Cold Moist Stratification
To cold moist stratify: I like using a steel mixing bowl and dry sand, thoroughly blending seeds into the sand, sprinkling sparingly with water until damp but not wet, then spooning the mixture into a ziploc bag. The bag is labeled with the name, date, and any other notes, the calendar marked for 60 days later, and the bag placed in the back of the fridge. Based on past experience with Symphyotrichum pilosum, I will not stratify a great quantity of seed, as I got bumper crops from only about 6 or 7 small flower heads.
To plant, good seedling or potting medium is filled and settled in a seedling tray supported by a daisy tray, and the medium is watered until well moistened if needed. Then the sand/seed mixture is spread across the surface of the tray until evenly distributed (this is an inexact science and not as tricky as it seems at first), and the whole tray is deeply but gently watered in with the mist setting on the hose.
Trays are set outdoors to sprout, which may take as long as 6 weeks or as little as 2 (I have not sprouted this species before). Setting on a table or off the ground will protect seedlings from slugs, especially if the legs of the table are set into water-filled containers. Overhead protection able to withstand hail and torrential rain is strongly recommended given Floyd’s propensity to stormy spring weather. Anything from a greenhouse to a brightly lit covered porch to a wire cage with row cover will do, so long as it allows light through and doesn’t interfere with watering.
Once seedlings sprout, after the second set of leaves has emerged, they can be transplanted into larger containers to grow large enough to plant. We used deep cell plug trays, my favorite for efficiency of space and soil as well as for producing a very sturdy plant that is much easier to transplant than larger pots. But you could plant into any kind of pot or container you like. Water every day until planted.

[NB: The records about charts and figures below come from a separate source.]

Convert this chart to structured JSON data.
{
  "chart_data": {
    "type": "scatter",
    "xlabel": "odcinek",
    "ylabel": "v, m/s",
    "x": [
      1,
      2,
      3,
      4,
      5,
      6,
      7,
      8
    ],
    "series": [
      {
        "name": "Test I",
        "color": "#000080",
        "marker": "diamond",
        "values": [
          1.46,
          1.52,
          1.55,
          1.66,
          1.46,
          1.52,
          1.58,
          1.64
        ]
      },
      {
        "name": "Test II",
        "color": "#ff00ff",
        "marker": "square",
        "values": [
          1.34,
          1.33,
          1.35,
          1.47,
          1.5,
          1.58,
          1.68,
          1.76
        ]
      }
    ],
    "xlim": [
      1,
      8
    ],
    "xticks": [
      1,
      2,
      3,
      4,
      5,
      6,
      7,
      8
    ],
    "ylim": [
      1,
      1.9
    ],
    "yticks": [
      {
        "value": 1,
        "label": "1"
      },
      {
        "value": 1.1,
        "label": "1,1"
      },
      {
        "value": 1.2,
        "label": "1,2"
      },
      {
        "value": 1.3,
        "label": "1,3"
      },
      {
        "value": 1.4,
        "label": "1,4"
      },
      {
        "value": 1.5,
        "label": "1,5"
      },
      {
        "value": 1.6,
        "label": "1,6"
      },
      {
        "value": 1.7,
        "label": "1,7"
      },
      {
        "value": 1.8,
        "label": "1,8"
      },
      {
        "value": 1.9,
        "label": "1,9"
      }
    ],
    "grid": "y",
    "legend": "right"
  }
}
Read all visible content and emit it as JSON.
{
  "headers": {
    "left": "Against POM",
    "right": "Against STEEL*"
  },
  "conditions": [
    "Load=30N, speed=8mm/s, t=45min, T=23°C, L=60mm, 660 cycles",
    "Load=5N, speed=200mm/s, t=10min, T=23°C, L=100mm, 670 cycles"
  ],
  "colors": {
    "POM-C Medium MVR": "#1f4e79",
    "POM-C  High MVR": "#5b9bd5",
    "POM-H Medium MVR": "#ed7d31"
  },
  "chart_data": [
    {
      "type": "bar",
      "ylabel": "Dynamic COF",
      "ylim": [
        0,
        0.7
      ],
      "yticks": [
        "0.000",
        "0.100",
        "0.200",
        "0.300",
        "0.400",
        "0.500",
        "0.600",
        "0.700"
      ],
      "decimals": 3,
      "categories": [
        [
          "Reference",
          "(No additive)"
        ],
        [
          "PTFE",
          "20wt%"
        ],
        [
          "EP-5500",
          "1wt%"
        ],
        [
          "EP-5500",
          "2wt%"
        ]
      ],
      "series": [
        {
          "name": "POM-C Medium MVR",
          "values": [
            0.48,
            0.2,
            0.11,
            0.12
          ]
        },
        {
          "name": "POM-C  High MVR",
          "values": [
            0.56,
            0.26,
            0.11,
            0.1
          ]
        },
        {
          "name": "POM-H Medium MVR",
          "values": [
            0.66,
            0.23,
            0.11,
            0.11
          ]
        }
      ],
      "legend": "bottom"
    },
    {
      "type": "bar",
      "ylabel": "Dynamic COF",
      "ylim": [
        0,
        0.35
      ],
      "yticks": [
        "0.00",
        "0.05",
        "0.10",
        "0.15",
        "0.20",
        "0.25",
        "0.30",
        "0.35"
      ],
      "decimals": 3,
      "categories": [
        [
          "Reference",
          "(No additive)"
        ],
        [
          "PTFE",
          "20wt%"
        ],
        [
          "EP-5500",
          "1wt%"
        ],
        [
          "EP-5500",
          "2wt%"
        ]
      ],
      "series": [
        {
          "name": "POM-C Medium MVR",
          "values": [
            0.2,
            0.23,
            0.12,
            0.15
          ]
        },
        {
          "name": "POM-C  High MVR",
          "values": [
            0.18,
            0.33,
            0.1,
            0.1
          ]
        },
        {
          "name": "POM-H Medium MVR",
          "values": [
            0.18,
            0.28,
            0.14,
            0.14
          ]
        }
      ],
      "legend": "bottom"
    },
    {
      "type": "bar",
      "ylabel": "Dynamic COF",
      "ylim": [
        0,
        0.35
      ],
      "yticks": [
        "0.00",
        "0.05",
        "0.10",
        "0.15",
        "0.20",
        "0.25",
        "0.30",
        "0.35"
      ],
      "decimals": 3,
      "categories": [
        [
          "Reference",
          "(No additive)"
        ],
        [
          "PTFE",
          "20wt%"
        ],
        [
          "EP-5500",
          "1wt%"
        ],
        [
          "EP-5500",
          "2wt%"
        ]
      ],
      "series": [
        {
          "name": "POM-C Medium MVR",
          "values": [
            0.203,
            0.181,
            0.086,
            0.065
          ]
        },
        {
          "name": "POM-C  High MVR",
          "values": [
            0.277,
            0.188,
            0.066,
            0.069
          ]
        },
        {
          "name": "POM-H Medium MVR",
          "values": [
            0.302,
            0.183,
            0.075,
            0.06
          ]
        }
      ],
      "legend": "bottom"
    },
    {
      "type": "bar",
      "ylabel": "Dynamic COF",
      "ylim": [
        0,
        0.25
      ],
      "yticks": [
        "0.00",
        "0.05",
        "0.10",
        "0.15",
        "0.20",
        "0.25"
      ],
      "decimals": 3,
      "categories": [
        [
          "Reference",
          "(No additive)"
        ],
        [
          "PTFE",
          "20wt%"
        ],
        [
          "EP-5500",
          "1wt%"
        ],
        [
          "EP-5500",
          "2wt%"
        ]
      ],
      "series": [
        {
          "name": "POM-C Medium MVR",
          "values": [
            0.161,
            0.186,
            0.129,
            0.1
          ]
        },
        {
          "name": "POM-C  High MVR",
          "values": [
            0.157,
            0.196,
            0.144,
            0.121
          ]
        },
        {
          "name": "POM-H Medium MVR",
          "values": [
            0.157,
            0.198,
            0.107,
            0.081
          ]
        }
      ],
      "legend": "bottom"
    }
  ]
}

Planting time depends on root development and your ability to keep them watered until established. Maya Skopal once told me she plants native plants all year round and I’ve found this advice to be true. Not into frozen or sodden ground, but much of the year in Floyd the ground is pliable enough. Even during the height of summer you can have success so long as you water them the first few weeks and again during drought.